Pequenas histórias 282
Não sei escrever
Não sei escrever.
Não tenho o domínio da palavra.
Mesmo assim escrevo.
Escrevo no passeio da avenida em plenas oito horas de quinta-feira.
(Oba! Até que enfim amanhã é sexta-feira!)
Escrevo no delírio dos passos despreocupados.
Nos passos cansados nas pastilhas do calçamento antigo que rodeia o Conjunto Nacional.
Nos olhos sonolentos de vidas antigas futuras e passadas de vidas tão somente vidas vivendo vidas hoje.
Alonga-se a avenida na perspectiva do olho ao atravessá-la.
Alonga-se nas buzinas dos semáforos luminosos das propagandas televisivas e jornalísticas estampando sorrisos e saúdes falsas.
Escrevo na leitura de poemas ao balanço do ônibus dobrando e virando destinos que acordam em seus pontos de chegadas.
Escrevo no alongado do sentir alheio que me olha sem me ver.
Vejo olhares dispersivos em preocupações medrosas e às vezes audaciosas ao piscar do olho maroto sexualmente falando.
Escrevo no pensamento captando símbolos e formas esparramadas pelas bancas de jornal a procura de novidade.
Novidade que não há no surgimento do dia-a-dia escondida nas entrelinhas da carne cinzenta de concreto e paz longínqua.
Na multidão a espera que Moisés moderno impregnado de vermelho abra as águas do mar para que possam atravessar.
Escrevo no sangue líquido de uma faca sangrando os ossos fracos da vitima.
No liquido amarelo de euforia em diversos bares desfrutando ao longo da avenida sorrisos e alegrias embebidas em solidão.

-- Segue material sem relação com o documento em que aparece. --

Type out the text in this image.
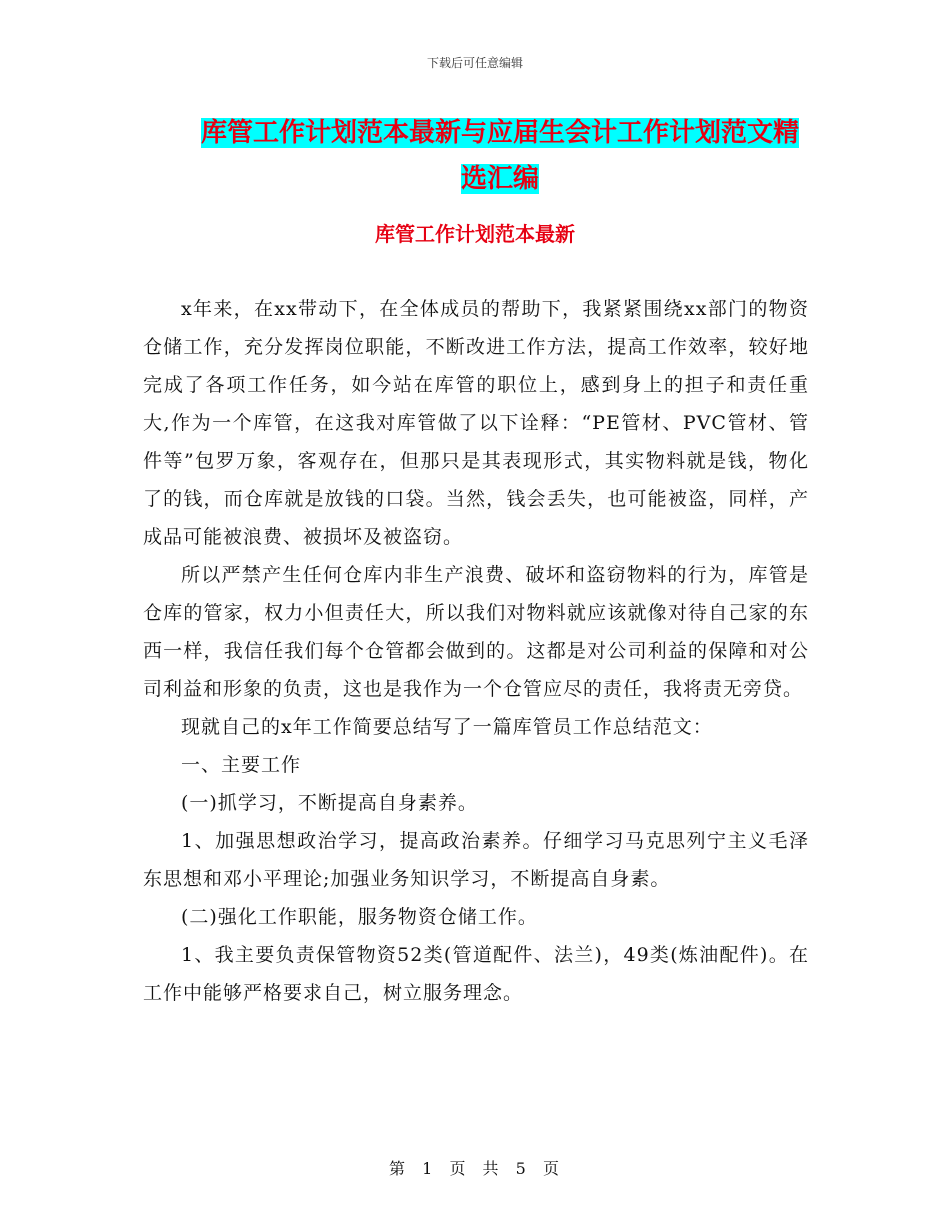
下载后可任意编辑
库管工作计划范本最新与应届生会计工作计划范文精
选汇编
库管工作计划范本最新

x年来，在xx带动下，在全体成员的帮助下，我紧紧围绕xx部门的物资仓储工作，充分发挥岗位职能，不断改进工作方法，提高工作效率，较好地完成了各项工作任务，如今站在库管的职位上，感到身上的担子和责任重大,作为一个库管，在这我对库管做了以下诠释：“PE管材、PVC管材、管件等”包罗万象，客观存在，但那只是其表现形式，其实物料就是钱，物化了的钱，而仓库就是放钱的口袋。当然，钱会丢失，也可能被盗，同样，产成品可能被浪费、被损坏及被盗窃。

所以严禁产生任何仓库内非生产浪费、破坏和盗窃物料的行为，库管是仓库的管家，权力小但责任大，所以我们对物料就应该就像对待自己家的东西一样，我信任我们每个仓管都会做到的。这都是对公司利益的保障和对公司利益和形象的负责，这也是我作为一个仓管应尽的责任，我将责无旁贷。

现就自己的x年工作简要总结写了一篇库管员工作总结范文：

一、主要工作

(一)抓学习，不断提高自身素养。

1、加强思想政治学习，提高政治素养。仔细学习马克思列宁主义毛泽东思想和邓小平理论;加强业务知识学习，不断提高自身素。

(二)强化工作职能，服务物资仓储工作。

1、我主要负责保管物资52类(管道配件、法兰)，49类(炼油配件)。在工作中能够严格要求自己，树立服务理念。

第 1 页 共 5 页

Nas arcadas literárias dos casarões de Rosas e Itaú transbordando filosofia para o gáudio dos Campos de Rosas.
Nos brilhos musicais a ornamentar os alicerces bancários com taxas e juros.
Escrevo na sombra das árvores do Trianon ocultando movimentos e segredos que as folhas temerosas abrigam.
No solene triunfo à arte aonde o vão das probabilidades propicia ensejos de encontros e desencontros.
Nas estações Consolação, Brigadeiro, Trianon e Paraíso na loucura de ir e vir à procura do perdido.
Nos restaurantes e lanchonetes de refeições vazias de alimento apressado pelo servir a fome dos escriturários, executivos e peões.
Nas rampas do Conjunto Nacional, marco que se transforma em marketing de tele Mark desenfreado.
Escrevo no olho do cão cuidando do dono em seu sono de mendicância despreocupado com crise e consumismo.
Com a caneta de aço escrevo nos membros amputados da cancerosa violentando os olhos de caridade.
Nos michês alugueis de corpos abrandando anseios nos segredos da carne vendida.
Nas manifestações políticas no arco íris do amor sem preconceito de expor.
Nesse escrever, guardo todos os sentires num só ao mesmo tempo sou o tudo que vejo.
Nesse escrever contabilizo minhas perdas e ganhos no meu Livro de cabeceira o qual só eu tenho a chave do seu segredo.